Retno Listyarti, selaku Komisioner Komisi Perlindungan Anak Indonesia (KPAI)


Bidang Pendidikan, mengutip data Global School-Based Student Health Survey (2015) di
Indonesia, bahwa remaja perempuan yang memiliki ide bunuh diri mencapai 5,9%,
sedangkan remaja pria 4,3%. Adapun percobaan bunuh diri yang dilakukan remaja pria
mencapai 4,4%, sedangkan remaja perempuan 3,4% (galamedianews.com, 13/02/2020).

Berdasarkan uraian di atas, harus disadari bahwa remaja bermasalah, dengan


externalizing problem maupun internalizing problems, insidensinya semakin
meningkat, dan menimbulkan dampak yang sangat besar. Pertanyaan yang
kemudian muncul adalah “mengapa hal ini terjadi?”. Apa yang menyebabkan
remaja dengan karakteristik perkembangannya yang khas itu, dapat
menjerumuskannya hingga menjadi remaja bermasalah? Siapakah yang harus
dicurigai sebagai pihak yang memicu terjadinya perilaku bermasalah ini?
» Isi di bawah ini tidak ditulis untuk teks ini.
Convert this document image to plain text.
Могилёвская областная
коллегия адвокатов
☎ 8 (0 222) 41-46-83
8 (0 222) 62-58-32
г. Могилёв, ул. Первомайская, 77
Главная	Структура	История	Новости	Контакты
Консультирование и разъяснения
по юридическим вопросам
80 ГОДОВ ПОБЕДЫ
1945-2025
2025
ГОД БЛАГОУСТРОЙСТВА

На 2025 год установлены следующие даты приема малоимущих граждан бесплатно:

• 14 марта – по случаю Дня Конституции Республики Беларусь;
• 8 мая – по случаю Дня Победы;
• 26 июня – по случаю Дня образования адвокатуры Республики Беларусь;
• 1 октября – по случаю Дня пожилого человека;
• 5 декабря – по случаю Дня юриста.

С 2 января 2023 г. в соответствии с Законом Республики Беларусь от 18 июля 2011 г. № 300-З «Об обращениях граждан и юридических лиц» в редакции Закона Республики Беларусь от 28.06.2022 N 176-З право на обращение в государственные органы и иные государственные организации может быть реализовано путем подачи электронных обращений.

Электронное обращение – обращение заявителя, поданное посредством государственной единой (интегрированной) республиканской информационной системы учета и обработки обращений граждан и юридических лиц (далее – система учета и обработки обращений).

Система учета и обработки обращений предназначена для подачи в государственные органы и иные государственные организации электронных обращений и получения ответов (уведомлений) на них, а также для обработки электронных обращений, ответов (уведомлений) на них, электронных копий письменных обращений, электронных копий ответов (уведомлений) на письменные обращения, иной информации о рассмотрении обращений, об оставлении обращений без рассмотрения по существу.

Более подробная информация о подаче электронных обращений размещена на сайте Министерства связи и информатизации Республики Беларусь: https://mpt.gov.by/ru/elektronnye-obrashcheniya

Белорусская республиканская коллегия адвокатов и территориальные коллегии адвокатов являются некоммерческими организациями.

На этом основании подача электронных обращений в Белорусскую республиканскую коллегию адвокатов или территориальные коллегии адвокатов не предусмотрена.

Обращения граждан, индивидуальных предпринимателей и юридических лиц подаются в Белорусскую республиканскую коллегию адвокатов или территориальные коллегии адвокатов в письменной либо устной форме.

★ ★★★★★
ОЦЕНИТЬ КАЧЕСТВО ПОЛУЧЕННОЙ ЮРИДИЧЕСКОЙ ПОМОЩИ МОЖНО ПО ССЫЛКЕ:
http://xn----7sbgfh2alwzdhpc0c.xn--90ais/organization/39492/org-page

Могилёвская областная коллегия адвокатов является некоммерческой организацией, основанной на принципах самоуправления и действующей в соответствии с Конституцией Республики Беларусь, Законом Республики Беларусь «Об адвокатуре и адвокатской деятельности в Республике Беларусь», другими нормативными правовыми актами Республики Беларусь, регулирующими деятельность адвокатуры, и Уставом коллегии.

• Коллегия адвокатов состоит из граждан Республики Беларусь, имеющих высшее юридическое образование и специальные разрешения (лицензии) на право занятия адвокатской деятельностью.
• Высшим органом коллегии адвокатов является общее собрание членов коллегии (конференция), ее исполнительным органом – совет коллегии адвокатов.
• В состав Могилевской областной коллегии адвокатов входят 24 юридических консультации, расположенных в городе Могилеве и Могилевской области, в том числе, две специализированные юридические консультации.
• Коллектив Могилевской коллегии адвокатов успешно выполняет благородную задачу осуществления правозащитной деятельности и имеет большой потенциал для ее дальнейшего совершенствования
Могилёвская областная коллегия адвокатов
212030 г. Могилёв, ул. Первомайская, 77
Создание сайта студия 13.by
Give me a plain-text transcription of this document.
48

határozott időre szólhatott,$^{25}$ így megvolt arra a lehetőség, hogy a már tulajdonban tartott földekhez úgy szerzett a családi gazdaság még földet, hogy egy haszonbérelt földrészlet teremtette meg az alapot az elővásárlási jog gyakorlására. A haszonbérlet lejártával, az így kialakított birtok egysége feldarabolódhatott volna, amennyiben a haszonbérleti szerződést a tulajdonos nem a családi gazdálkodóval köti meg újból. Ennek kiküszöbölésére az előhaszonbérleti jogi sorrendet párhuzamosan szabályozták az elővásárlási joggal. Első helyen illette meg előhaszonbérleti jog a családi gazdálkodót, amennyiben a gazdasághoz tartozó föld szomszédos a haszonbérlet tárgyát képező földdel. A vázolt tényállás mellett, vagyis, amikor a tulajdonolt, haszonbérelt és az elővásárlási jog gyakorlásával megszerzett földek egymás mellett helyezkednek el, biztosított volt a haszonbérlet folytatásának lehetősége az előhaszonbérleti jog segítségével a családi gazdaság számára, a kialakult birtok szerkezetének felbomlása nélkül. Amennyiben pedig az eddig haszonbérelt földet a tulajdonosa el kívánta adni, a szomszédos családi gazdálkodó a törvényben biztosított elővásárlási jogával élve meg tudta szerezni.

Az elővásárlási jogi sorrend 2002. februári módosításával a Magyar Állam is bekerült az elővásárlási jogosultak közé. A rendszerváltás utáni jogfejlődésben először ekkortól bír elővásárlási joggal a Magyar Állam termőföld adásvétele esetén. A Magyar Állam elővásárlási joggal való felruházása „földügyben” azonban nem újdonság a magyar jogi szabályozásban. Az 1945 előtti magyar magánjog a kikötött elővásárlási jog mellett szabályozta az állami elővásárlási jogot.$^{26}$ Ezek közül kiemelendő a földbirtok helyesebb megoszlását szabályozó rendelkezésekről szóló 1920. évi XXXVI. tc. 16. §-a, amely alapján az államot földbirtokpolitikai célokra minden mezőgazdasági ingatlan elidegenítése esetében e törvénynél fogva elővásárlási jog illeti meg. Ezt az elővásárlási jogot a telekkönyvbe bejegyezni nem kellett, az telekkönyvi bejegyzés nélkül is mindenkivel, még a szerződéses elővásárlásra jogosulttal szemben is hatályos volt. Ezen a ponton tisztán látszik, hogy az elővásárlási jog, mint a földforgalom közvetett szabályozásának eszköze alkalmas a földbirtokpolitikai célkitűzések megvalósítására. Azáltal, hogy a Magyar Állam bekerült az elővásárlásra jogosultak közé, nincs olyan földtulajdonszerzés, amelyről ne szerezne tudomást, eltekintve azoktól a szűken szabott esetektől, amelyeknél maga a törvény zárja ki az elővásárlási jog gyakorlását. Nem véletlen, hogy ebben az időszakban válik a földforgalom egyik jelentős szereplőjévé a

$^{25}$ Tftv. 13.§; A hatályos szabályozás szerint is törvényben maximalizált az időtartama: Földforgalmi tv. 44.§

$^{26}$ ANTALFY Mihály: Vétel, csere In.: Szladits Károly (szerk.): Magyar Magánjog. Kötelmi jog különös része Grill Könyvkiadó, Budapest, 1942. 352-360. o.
Apakah
remaja, orangtua, teman sebaya, atau guru dan pihak sekolah?

Menelusuri Penyebab Timbulnya Perilaku Bermasalah pada Remaja

Fenomena remaja dan perilakunya yang bermasalah ini semakin


memprihatinkan, sehingga menjadi salah satu topik yang menjadi perhatian para
peneliti. Jika kita menelusur, penelitian perilaku bermasalah pada remaja di
Indonesia paling banyak dikaitkan dengan topik keluarga dan pengasuhan (Fahiroh,
2019; Aziz, 2019; Sumargi, & Kristi, 2017; Novitasari, 2017; Sedanayasa, 2015;
Dhatu, 2013, Rahmania, & Suminar, 2012), dan juga beberapa topik yang lain
antara lain: teman sebaya (Hidayati, 2016; Saputro, & Soeharto, 2012) dan faktor
psikologis remaja, seperti kemampuan penyesuaian sosial (Setianingsih, &
Yuwono, 2006), sikap religiusitas (Nuandri, & Widayat, 2014), kecerdasan emosi
(Aprilia, & Indrijati, 2014), strategi coping (Ningrum, 2012), dan kontrol diri
(Aroma, & Suminar, 2012).

Berdasarkan hasil penelusuran yang dilakukan penulis terkait topik keluarga


dan pengasuhan dalam kaitannya dengan perilaku bermasalah pada remaja, dapat
disimpulkan bahwa terdapat dua tema besar yang banyak ditemukan pada sejumlah
penelitian, yaitu keharmonisan dan ketahanan keluarga serta model dan gaya
pengasuhan. Hal ini mengindikasikan bahwa, peran orangtua dalam membangun
keluarga yang harmonis dan selanjutnya menerapkan model dan gaya pengasuhan
yang tepat, memiliki kontribusi yang sangat besar terhadap munculnya perilaku
bermasalah pada remaja. Ibarat rumah, pondasi yang kuat pada diri anak dibangun
oleh orangtua dalam keluarga. Jika pondasinya lemah, maka muncullah berbagai
kelemahan seperti ketidakmampuan dalam penyesuaian sosial, kecerdasan emosi,
kontrol diri, serta penalaran moral dan spiritual. Hal ini pun akan bertambah parah
dengan kehadiran pengaruh lain, seperti lingkungan pergaulan dan teman sebaya.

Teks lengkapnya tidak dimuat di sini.